Billy Magic

Hello, friends. (Or rather, for most of you, soon-to-be-friends.) Does anyone else feel like they’ve hit the ground running at full tilt this semester? Welcome Week lasted for a day, and then the floodgates opened to swamp me with more responsibilities than I know what to do with.

Well, I’ve procrastinated on this blog post almost as long as possible. Even in the course of writing these first few paragraphs, I’ve reorganized my desk, gotten up to get water, fussed with my hair, and made a couple of playlists on Spotify in order to avoid it. I guess I was hoping that the longer I waited, the more time I could give myself to come up with an idea that I felt had a truer spirit of originality or had a better value than the ideas I currently have. Yet, here I am (shoutout to the other citizens of the procrastiNation), sharing what I feel like isn’t the coolest idea that I have the potential of coming up with, but sharing it anyways, because I’m a fan of working with what I’ve got.

I’m an engineer, and on the brink of my job-search process. As a ChemE with a minor in writing, I think I can speak from unique position on what it’s like to be a soon-to-be-graduate, a woman, an engineer, and a hopefully-soon-to-be-employee. I also spend inordinate amounts of time with my fellow ChemEs, so I would be able to draw on not only my own experiences, but also those experiences of my friends and classmates as we navigate the post-graduation-planning process. My hope in writing about myself and my experiences would be twofold: to inspire those who follow in my footsteps as ChemEs (or engineers in general) and to enlighten those who haven’t walked the same path as I. If I’m being ambitious, and since it’s so early in the semester I feel like I might as well be, then I’m going to say this: I want to be the Billy Magic of navigating the job search as a female engineer. (Sans musical though. I can’t sing for beans.)

I certainly don’t pursue the act of writing about myself in a public forum as a source of comfort or relaxation, so using myself and my peers as my subject material wouldn’t fail to present opportunities for learning and growing pains. I’m still hesitant about this topic, especially in light of Ray’s caution against “splashing around in creative non-fiction.”

However, if I were to pursue this idea of documenting my job search experience, I would be able to draw on the disciplines of entrepreneurship (via the UM Center for Entrepreneurship), psychology (regarding the related processes of choosing companies and candidates), and engineering (regarding how learned topics are applied to interviews and on the job). My focal objects would include myself, a few of my peers, and perhaps a recruiter or an academic advisor.
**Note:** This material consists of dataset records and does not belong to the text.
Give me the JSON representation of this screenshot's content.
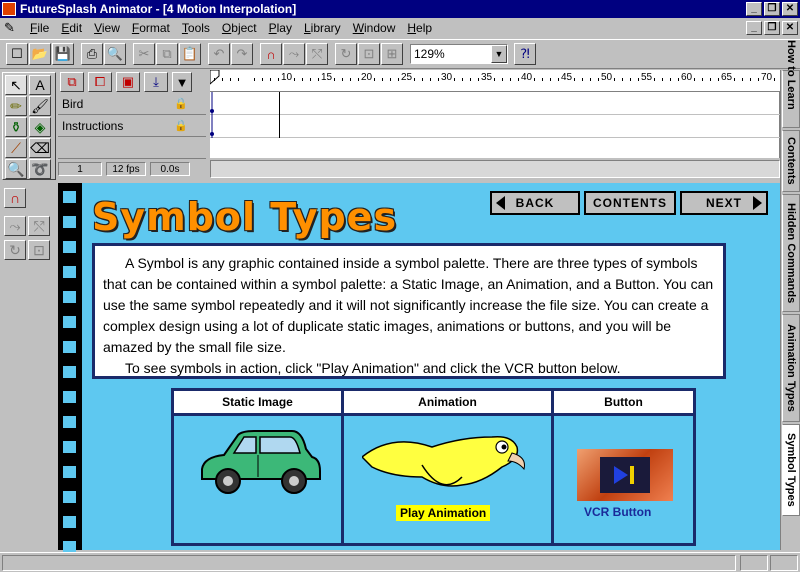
{
  "window": {
    "title": "FutureSplash Animator - [4 Motion Interpolation]",
    "caption_buttons": [
      "_",
      "❐",
      "✕"
    ]
  },
  "menu": {
    "items": [
      {
        "underline": "F",
        "rest": "ile"
      },
      {
        "underline": "E",
        "rest": "dit"
      },
      {
        "underline": "V",
        "rest": "iew"
      },
      {
        "underline": "F",
        "rest": "ormat"
      },
      {
        "underline": "T",
        "rest": "ools"
      },
      {
        "underline": "O",
        "rest": "bject"
      },
      {
        "underline": "P",
        "rest": "lay"
      },
      {
        "underline": "L",
        "rest": "ibrary"
      },
      {
        "underline": "W",
        "rest": "indow"
      },
      {
        "underline": "H",
        "rest": "elp"
      }
    ]
  },
  "toolbar": {
    "zoom_value": "129%"
  },
  "timeline": {
    "layers": [
      {
        "name": "Bird"
      },
      {
        "name": "Instructions"
      },
      {
        "name": ""
      }
    ],
    "ruler_labels": [
      "5",
      "10",
      "15",
      "20",
      "25",
      "30",
      "35",
      "40",
      "45",
      "50",
      "55",
      "60",
      "65",
      "70"
    ],
    "status": {
      "frame": "1",
      "fps": "12 fps",
      "time": "0.0s"
    }
  },
  "side_tabs": [
    {
      "label": "How to Learn",
      "active": false
    },
    {
      "label": "Contents",
      "active": false
    },
    {
      "label": "Hidden Commands",
      "active": false
    },
    {
      "label": "Animation Types",
      "active": false
    },
    {
      "label": "Symbol Types",
      "active": true
    }
  ],
  "stage": {
    "title": "Symbol Types",
    "nav": {
      "back": "BACK",
      "contents": "CONTENTS",
      "next": "NEXT"
    },
    "description_p1": "A Symbol is any graphic contained inside a symbol palette. There are three types of symbols that can be contained within a symbol palette: a Static Image, an Animation, and a Button. You can use the same symbol repeatedly and it will not significantly increase the file size. You can create a complex design using a lot of duplicate static images, animations or buttons, and you will be amazed by the small file size.",
    "description_p2": "To see symbols in action, click \"Play Animation\" and click the VCR button below.",
    "table": {
      "headers": [
        "Static Image",
        "Animation",
        "Button"
      ],
      "play_label": "Play Animation",
      "vcr_label": "VCR Button"
    }
  },
  "colors": {
    "stage_bg": "#5ec8f0",
    "title_orange": "#ff9000",
    "border_navy": "#1a2a6a",
    "titlebar": "#000080"
  }
}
When it comes to my confounding variable though, I’m somewhat stumped. I initially was drawn to the idea of putting a twist on the topic by adding a filter that accounts for gender, and whether or not female engineers get jobs because they’re the best candidate or because they’re fulfilling a diversity quota set by their company. But I’m not sure that this is quite enough. Perhaps adding a layer that involves video-recording my experience (as I attend career fairs, as I polish my LinkedIn for the thousandth time, as I sit in interviews) might be what I need, but I’m not sure how I feel about recording certain parts of this process. I don’t really want to jeopardize my chances of getting my dream job because I strapped a GoPro to my head during the interview. So, more to come on that component.

Thanks for reading, friends.


PS. On another topic entirely: I’m fascinated by letters and letter-writing. If I were to create an idea that feels more “cool” than what I’ve got right now, I think it could be really interesting to dive into the culture of letters. Before the telephone and the internet, handwriting was such a pivotally important part of everyday life. I’m enchanted by memories of perusing the bookstores of Berkeley, spending time flipping through collections of letters written as personal correspondence centuries before my birth. The idea that penmanship and composition could be more important, more practiced, more valued than they are in the modern age captivates me. If anyone has any pointers or if I spark an idea, I’d love your input on this subject.